This autumn has been splendid.
Of course, it's not over yet. But you know what I mean. It's about to be. The leaves falling, the trees getting bald, the wonderful colours dissipating into black-and-white.
So much about the weather. Even if, as we have learnt at school, weather often corresponds to the mood of the protagonist in the story. Either as accentuating on it (bad mood - gloomy weather; dramatic mood - tempestuous weather etc.) or in contraposition ("The sun was shining in the high blue sky and the grass was soft and sweet with spring juices. But he was walking on it without even noticing, as he felt that his world was falling apart in that same moment"). That's what I've learnt at school. That, and who was Boethius. I hear there are people who learn more useful stuff. But then again, those people have become as dreamy and foolish as I am. So point taken, learn whatever you are pleased in school. It just doesn't matter. If you're meant to know "how substances are good in that they exist, when they are not substantially good", you will. As well as the difference between providence and predestination. But maybe we are all meant to learn something on that note.
In the frenzy of my everyday life, I thought the autumn has been rather in literal opposition to my story line rather that in correspondence. But the contrast was soothing and healing. I've enjoyed the soft, colourful days, the dark evenings coming early and inviting to go home and stay warm.The Autumn had tried to teach me to be calm. The Autumn has succeeded, in a way. Or at least, I am usually tired enough to not care. But on the difference between not-caring and being-calm Boethius didn't write much.
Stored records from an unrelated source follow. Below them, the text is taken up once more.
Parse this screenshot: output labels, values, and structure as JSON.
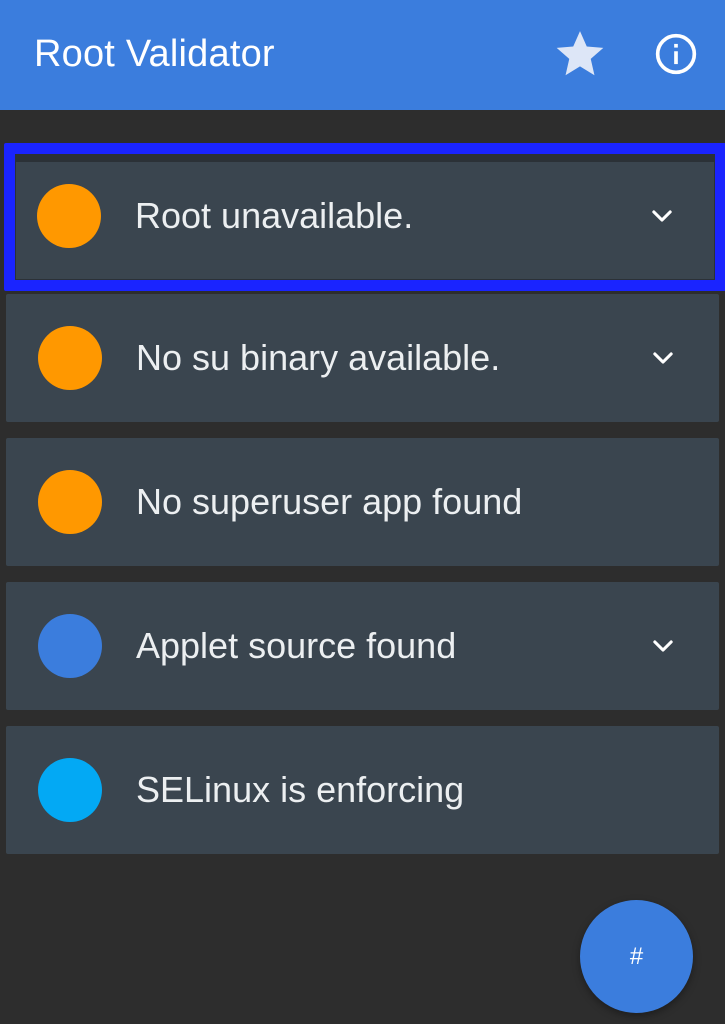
{
  "app_bar": {
    "title": "Root Validator",
    "icons": [
      "star-icon",
      "info-icon"
    ],
    "color": "#3b7ddd"
  },
  "checks": [
    {
      "label": "Root unavailable.",
      "status_color": "#ff9800",
      "expandable": true,
      "selected": true
    },
    {
      "label": "No su binary available.",
      "status_color": "#ff9800",
      "expandable": true,
      "selected": false
    },
    {
      "label": "No superuser app found",
      "status_color": "#ff9800",
      "expandable": false,
      "selected": false
    },
    {
      "label": "Applet source found",
      "status_color": "#3b7ddd",
      "expandable": true,
      "selected": false
    },
    {
      "label": "SELinux is enforcing",
      "status_color": "#03a9f4",
      "expandable": false,
      "selected": false
    }
  ],
  "fab": {
    "label": "#",
    "color": "#3b7ddd"
  }
}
And so, as the days were going by and the Autumn was moving from ecstatic orange to windy grey, and as I was reading "The Consolation of Philosophy" among other things, I couldn't help but think on what is it that makes us happy in life. I realized that I don't have the answer yet. Is happiness an impassionate state of mind, as Boethius meant? Or is it loaded with emotion? Or, is it that calm but full of colours autumn day which I won't remember with anything in particular?
Does happiness consist in that moment when the kids and I sing St. Martin songs in the car? Or is it situated in the moment I tell about it, and skip the fact that the minute we stop singing Elena would start screaming on the top of her lungs because she had skipped a nap that day, while Matteo complains about singing all the time the same two songs and is trying to sing Joan Baez off kea even louder than the rest of us? Is happiness what happens, or the narrative of it? When I am telling about it, even with those funny details - and maybe especially with those funny details - it sounds like happiness. Then why doesn't it feel so the moment it happens?
Maybe, as Boethius said for all those to read him in the centuries to follow, because we are not given the sight to see all the discrete moments in the big picture, and to judge if what is happening is good or bad for us. We are just travelling in that car, full of little screaming-singing voices, and the Autumn leaves are swirling around the car. We are just travellers, headed home.